The Question of "Moulme": The Aesthetic Compromise
Over the months, thanks to the work of all these little creatures, you will see brown, very volatile sediment clumps appear at the bottom of the aquarium. This is called aquarium moulme.
On Facebook groups, many panic at the sight of this moulme. Yet, it is your tank’s black gold! It is a concentration of microorganisms, infusoria, and nutrients. It is the ultimate sign that your ecosystem is working.
However, I understand that aesthetics matter. If, after several months, the accumulation of moulme at the front of the tank visually bothers you, you can allow yourself a very light surface siphoning (just skimming the sediment layer, never scraping the sand!). But keep in mind that this action is purely aesthetic for your own visual comfort. Biologically speaking, your aquarium would do perfectly well without it.
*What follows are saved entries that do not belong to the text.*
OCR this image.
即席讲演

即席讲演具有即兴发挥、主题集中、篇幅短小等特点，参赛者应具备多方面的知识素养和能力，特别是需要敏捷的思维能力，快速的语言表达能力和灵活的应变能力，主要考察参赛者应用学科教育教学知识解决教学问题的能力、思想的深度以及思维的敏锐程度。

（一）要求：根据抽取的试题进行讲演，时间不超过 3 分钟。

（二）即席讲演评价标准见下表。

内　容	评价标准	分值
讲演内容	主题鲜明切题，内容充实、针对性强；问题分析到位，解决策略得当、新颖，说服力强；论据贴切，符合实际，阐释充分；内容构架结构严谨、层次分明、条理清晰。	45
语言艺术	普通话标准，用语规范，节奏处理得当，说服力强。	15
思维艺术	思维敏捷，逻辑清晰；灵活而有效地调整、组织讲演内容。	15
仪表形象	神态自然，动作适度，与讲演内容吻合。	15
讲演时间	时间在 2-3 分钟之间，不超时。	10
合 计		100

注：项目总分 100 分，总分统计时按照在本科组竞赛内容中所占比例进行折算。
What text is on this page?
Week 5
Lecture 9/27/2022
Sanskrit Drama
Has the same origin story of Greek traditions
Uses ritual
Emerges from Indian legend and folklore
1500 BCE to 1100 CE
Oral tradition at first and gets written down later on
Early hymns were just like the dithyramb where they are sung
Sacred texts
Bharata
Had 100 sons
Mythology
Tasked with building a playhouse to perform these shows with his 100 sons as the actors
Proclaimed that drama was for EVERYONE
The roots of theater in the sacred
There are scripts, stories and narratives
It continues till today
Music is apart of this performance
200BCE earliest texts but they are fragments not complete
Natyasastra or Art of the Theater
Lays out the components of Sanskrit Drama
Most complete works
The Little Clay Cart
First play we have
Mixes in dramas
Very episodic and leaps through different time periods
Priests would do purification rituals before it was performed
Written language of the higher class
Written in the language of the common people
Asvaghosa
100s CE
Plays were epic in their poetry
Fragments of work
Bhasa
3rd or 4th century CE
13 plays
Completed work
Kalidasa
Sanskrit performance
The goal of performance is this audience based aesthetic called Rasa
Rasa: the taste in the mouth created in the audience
Conclusion: Bring Your Sand to Life
An aquarium substrate does not need our arms or relentless mechanical cleaning. It simply needs life. By accepting to abandon the myth of sterile cleanliness and embracing the richness of life, you free yourself from an exhausting chore. Simple neutral sand, well seeded initially with detritivorous microfauna and a thriving microbiota, will become the tireless engine of your fish and plants’ health.
Mattier
FAQ: Everything You Need to Know About Living Aquarium Substrate
Should I put fertilizer under the sand?
Absolutely not. Natural aquaristics proves that a nutrient substrate is unnecessary, costly, and often a source of imbalances (nutrient release causing algae blooms). Neutral sand (Loire sand, pool filtration sand) is sufficient. Microbial life and your fauna’s waste will produce a natural, free, and perfectly balanced fertilizer over time.
What exactly is moulme?
Moulme is the fluffy, brownish sediment clumps that accumulate in calm areas at the bottom of the aquarium. It is the ultimate result of waste degradation by your microfauna and bacteria. Far from being "toxic dirt," it is an exceptionally rich aquatic humus. It is the pantry for baby shrimp, fry, and the best possible fertilizer for your plants.
Will my burrowing snails proliferate?
Malaysian Trumpet Snails always adjust their population to the amount of food available in the substrate. If they start proliferating uncontrollably, it’s not their fault: it’s a clear sign that you are overfeeding your fish, and excess food is rotting at the bottom. Reduce feeding, and your snail population will self-regulate naturally.